Fathers' perpetration of intimate partner violence and parenting during early childhood: Results from the Fragile Families and Child Wellbeing Study

Publication Year


Journal Article

Experiences of intimate partner violence (IPV) victimization negatively impact maternal parenting. However, little is known about the association between fathers' perpetration of IPV and paternal parenting.
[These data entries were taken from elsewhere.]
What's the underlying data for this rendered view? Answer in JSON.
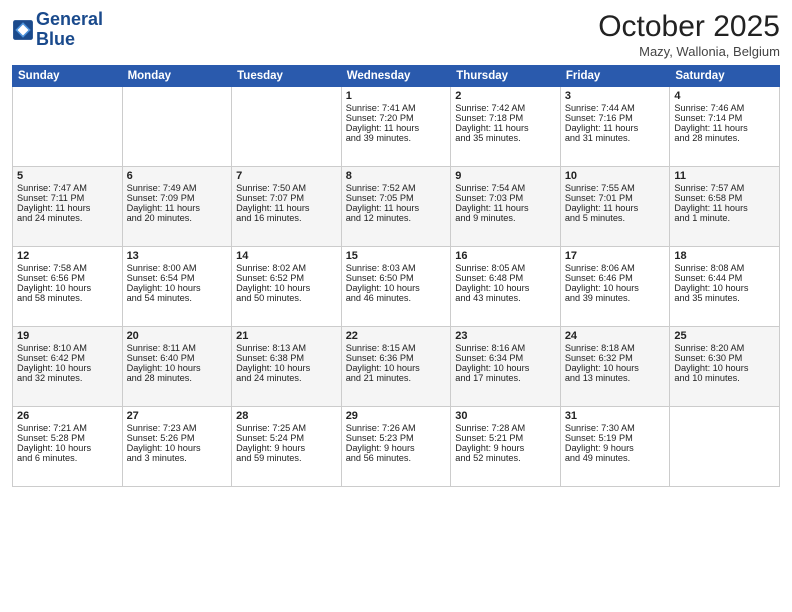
{
  "header": {
    "logo_line1": "General",
    "logo_line2": "Blue",
    "month": "October 2025",
    "location": "Mazy, Wallonia, Belgium"
  },
  "weekdays": [
    "Sunday",
    "Monday",
    "Tuesday",
    "Wednesday",
    "Thursday",
    "Friday",
    "Saturday"
  ],
  "weeks": [
    [
      {
        "day": "",
        "info": ""
      },
      {
        "day": "",
        "info": ""
      },
      {
        "day": "",
        "info": ""
      },
      {
        "day": "1",
        "info": "Sunrise: 7:41 AM\nSunset: 7:20 PM\nDaylight: 11 hours\nand 39 minutes."
      },
      {
        "day": "2",
        "info": "Sunrise: 7:42 AM\nSunset: 7:18 PM\nDaylight: 11 hours\nand 35 minutes."
      },
      {
        "day": "3",
        "info": "Sunrise: 7:44 AM\nSunset: 7:16 PM\nDaylight: 11 hours\nand 31 minutes."
      },
      {
        "day": "4",
        "info": "Sunrise: 7:46 AM\nSunset: 7:14 PM\nDaylight: 11 hours\nand 28 minutes."
      }
    ],
    [
      {
        "day": "5",
        "info": "Sunrise: 7:47 AM\nSunset: 7:11 PM\nDaylight: 11 hours\nand 24 minutes."
      },
      {
        "day": "6",
        "info": "Sunrise: 7:49 AM\nSunset: 7:09 PM\nDaylight: 11 hours\nand 20 minutes."
      },
      {
        "day": "7",
        "info": "Sunrise: 7:50 AM\nSunset: 7:07 PM\nDaylight: 11 hours\nand 16 minutes."
      },
      {
        "day": "8",
        "info": "Sunrise: 7:52 AM\nSunset: 7:05 PM\nDaylight: 11 hours\nand 12 minutes."
      },
      {
        "day": "9",
        "info": "Sunrise: 7:54 AM\nSunset: 7:03 PM\nDaylight: 11 hours\nand 9 minutes."
      },
      {
        "day": "10",
        "info": "Sunrise: 7:55 AM\nSunset: 7:01 PM\nDaylight: 11 hours\nand 5 minutes."
      },
      {
        "day": "11",
        "info": "Sunrise: 7:57 AM\nSunset: 6:58 PM\nDaylight: 11 hours\nand 1 minute."
      }
    ],
    [
      {
        "day": "12",
        "info": "Sunrise: 7:58 AM\nSunset: 6:56 PM\nDaylight: 10 hours\nand 58 minutes."
      },
      {
        "day": "13",
        "info": "Sunrise: 8:00 AM\nSunset: 6:54 PM\nDaylight: 10 hours\nand 54 minutes."
      },
      {
        "day": "14",
        "info": "Sunrise: 8:02 AM\nSunset: 6:52 PM\nDaylight: 10 hours\nand 50 minutes."
      },
      {
        "day": "15",
        "info": "Sunrise: 8:03 AM\nSunset: 6:50 PM\nDaylight: 10 hours\nand 46 minutes."
      },
      {
        "day": "16",
        "info": "Sunrise: 8:05 AM\nSunset: 6:48 PM\nDaylight: 10 hours\nand 43 minutes."
      },
      {
        "day": "17",
        "info": "Sunrise: 8:06 AM\nSunset: 6:46 PM\nDaylight: 10 hours\nand 39 minutes."
      },
      {
        "day": "18",
        "info": "Sunrise: 8:08 AM\nSunset: 6:44 PM\nDaylight: 10 hours\nand 35 minutes."
      }
    ],
    [
      {
        "day": "19",
        "info": "Sunrise: 8:10 AM\nSunset: 6:42 PM\nDaylight: 10 hours\nand 32 minutes."
      },
      {
        "day": "20",
        "info": "Sunrise: 8:11 AM\nSunset: 6:40 PM\nDaylight: 10 hours\nand 28 minutes."
      },
      {
        "day": "21",
        "info": "Sunrise: 8:13 AM\nSunset: 6:38 PM\nDaylight: 10 hours\nand 24 minutes."
      },
      {
        "day": "22",
        "info": "Sunrise: 8:15 AM\nSunset: 6:36 PM\nDaylight: 10 hours\nand 21 minutes."
      },
      {
        "day": "23",
        "info": "Sunrise: 8:16 AM\nSunset: 6:34 PM\nDaylight: 10 hours\nand 17 minutes."
      },
      {
        "day": "24",
        "info": "Sunrise: 8:18 AM\nSunset: 6:32 PM\nDaylight: 10 hours\nand 13 minutes."
      },
      {
        "day": "25",
        "info": "Sunrise: 8:20 AM\nSunset: 6:30 PM\nDaylight: 10 hours\nand 10 minutes."
      }
    ],
    [
      {
        "day": "26",
        "info": "Sunrise: 7:21 AM\nSunset: 5:28 PM\nDaylight: 10 hours\nand 6 minutes."
      },
      {
        "day": "27",
        "info": "Sunrise: 7:23 AM\nSunset: 5:26 PM\nDaylight: 10 hours\nand 3 minutes."
      },
      {
        "day": "28",
        "info": "Sunrise: 7:25 AM\nSunset: 5:24 PM\nDaylight: 9 hours\nand 59 minutes."
      },
      {
        "day": "29",
        "info": "Sunrise: 7:26 AM\nSunset: 5:23 PM\nDaylight: 9 hours\nand 56 minutes."
      },
      {
        "day": "30",
        "info": "Sunrise: 7:28 AM\nSunset: 5:21 PM\nDaylight: 9 hours\nand 52 minutes."
      },
      {
        "day": "31",
        "info": "Sunrise: 7:30 AM\nSunset: 5:19 PM\nDaylight: 9 hours\nand 49 minutes."
      },
      {
        "day": "",
        "info": ""
      }
    ]
  ]
}
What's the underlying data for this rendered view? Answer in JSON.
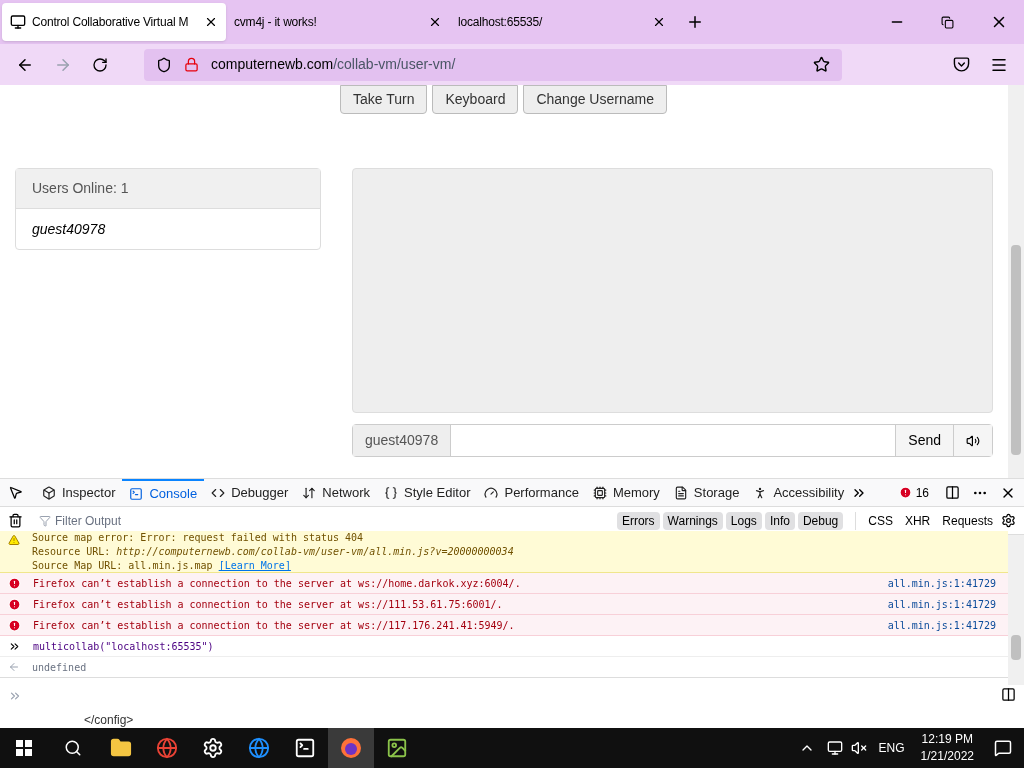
{
  "browser_tabs": [
    {
      "title": "Control Collaborative Virtual M",
      "selected": true
    },
    {
      "title": "cvm4j - it works!",
      "selected": false
    },
    {
      "title": "localhost:65535/",
      "selected": false
    }
  ],
  "address": {
    "domain": "computernewb.com",
    "path": "/collab-vm/user-vm/"
  },
  "vm_buttons": [
    "Take Turn",
    "Keyboard",
    "Change Username"
  ],
  "users_panel": {
    "heading": "Users Online: 1",
    "users": [
      "guest40978"
    ]
  },
  "chat": {
    "username": "guest40978",
    "send": "Send"
  },
  "devtools": {
    "tabs": [
      {
        "label": "Inspector",
        "selected": false
      },
      {
        "label": "Console",
        "selected": true
      },
      {
        "label": "Debugger",
        "selected": false
      },
      {
        "label": "Network",
        "selected": false
      },
      {
        "label": "Style Editor",
        "selected": false
      },
      {
        "label": "Performance",
        "selected": false
      },
      {
        "label": "Memory",
        "selected": false
      },
      {
        "label": "Storage",
        "selected": false
      },
      {
        "label": "Accessibility",
        "selected": false
      }
    ],
    "error_count": "16",
    "filter_placeholder": "Filter Output",
    "levels": [
      {
        "label": "Errors",
        "selected": true
      },
      {
        "label": "Warnings",
        "selected": true
      },
      {
        "label": "Logs",
        "selected": true
      },
      {
        "label": "Info",
        "selected": true
      },
      {
        "label": "Debug",
        "selected": true
      }
    ],
    "extra_filters": [
      "CSS",
      "XHR",
      "Requests"
    ],
    "messages": [
      {
        "kind": "warning",
        "lines": [
          "Source map error: Error: request failed with status 404",
          "Resource URL: *http://computernewb.com/collab-vm/user-vm/all.min.js?v=20000000034*",
          "Source Map URL: all.min.js.map"
        ],
        "link": "[Learn More]"
      },
      {
        "kind": "error",
        "text": "Firefox can’t establish a connection to the server at ws://home.darkok.xyz:6004/.",
        "source": "all.min.js:1:41729"
      },
      {
        "kind": "error",
        "text": "Firefox can’t establish a connection to the server at ws://111.53.61.75:6001/.",
        "source": "all.min.js:1:41729"
      },
      {
        "kind": "error",
        "text": "Firefox can’t establish a connection to the server at ws://117.176.241.41:5949/.",
        "source": "all.min.js:1:41729"
      },
      {
        "kind": "input",
        "text": "multicollab(\"localhost:65535\")"
      },
      {
        "kind": "result",
        "text": "undefined"
      }
    ]
  },
  "background_window_text": "</config>",
  "clock": {
    "time": "12:19 PM",
    "date": "1/21/2022"
  },
  "language": "ENG"
}
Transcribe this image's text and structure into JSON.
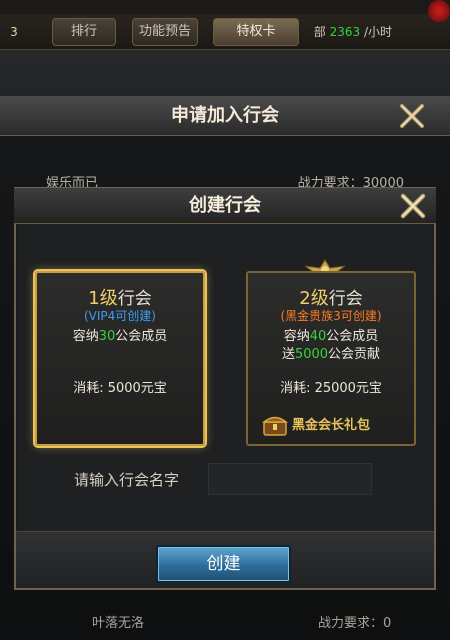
{
  "topbar": {
    "left_badge": "3",
    "tabs": [
      "排行",
      "功能预告",
      "特权卡"
    ],
    "rate_prefix": "部",
    "rate_value": "2363",
    "rate_suffix": "/小时"
  },
  "back_panel": {
    "title": "申请加入行会",
    "rows": [
      {
        "name": "娱乐而已",
        "req_label": "战力要求：",
        "req_value": "30000"
      }
    ],
    "bottom_row": {
      "name": "叶落无洛",
      "req_label": "战力要求：",
      "req_value": "0"
    }
  },
  "dialog": {
    "title": "创建行会",
    "cards": [
      {
        "level": "1级",
        "label": "行会",
        "sub": "(VIP4可创建)",
        "sub_color": "#3a9cf2",
        "capacity_prefix": "容纳",
        "capacity_value": "30",
        "capacity_suffix": "公会成员",
        "extra_prefix": "",
        "extra_value": "",
        "extra_suffix": "",
        "cost": "消耗: 5000元宝",
        "selected": true
      },
      {
        "level": "2级",
        "label": "行会",
        "sub": "(黑金贵族3可创建)",
        "sub_color": "#ff7b24",
        "capacity_prefix": "容纳",
        "capacity_value": "40",
        "capacity_suffix": "公会成员",
        "extra_prefix": "送",
        "extra_value": "5000",
        "extra_suffix": "公会贡献",
        "cost": "消耗: 25000元宝",
        "gift": "黑金会长礼包",
        "selected": false
      }
    ],
    "name_label": "请输入行会名字",
    "name_value": "",
    "name_placeholder": "",
    "create_label": "创建"
  },
  "colors": {
    "accent_gold": "#e6c35a",
    "highlight_green": "#39d33c",
    "button_blue": "#2b6e9a"
  }
}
To examine associations between fathers' IPV perpetration against the child's mother and fathers' stimulation and spanking practices with their young child.

Participants and Setting
We used two waves of data from the Fragile Families and Child Wellbeing Study in the United States. The analytic sample comprised of 2,257 biological fathers who had been in a romantic relationship with the child's mother. Methods Fathers' IPV perpetration at year 1 and 3 was measured based on maternal report. Fathers were categorized into: never perpetrators (no IPV at either year), persisters (IPV at both years), desisters (IPV at year 1 only), and emergers (IPV at year 3 only). Fathers' parenting at year 3 was measured based on self-reported stimulation (e.g., reading books, playing games, telling stories) and spanking.

Approximately one-third of fathers never perpetrated IPV, 35.8% were persisters, 14.4% were desisters, and 16.9% were emergers. For stimulation, persisters (β=-0.16, 95% CI: -0.25, -0.06) and emergers (β=-0.25, 95% CI: -0.36, -0.14), but not desisters (β=-0.02, 95% CI: -0.14, 0.11), were less engaged in stimulation than fathers who never perpetrated IPV. However, for spanking, there were no differences in the associations by father IPV profiles.

Findings suggest that fathers' perpetration of IPV is related to their stimulation practices. Partner-abusive men and their children may benefit from parenting programs that promote engagement in stimulation and improve the quality of parent-child relationships.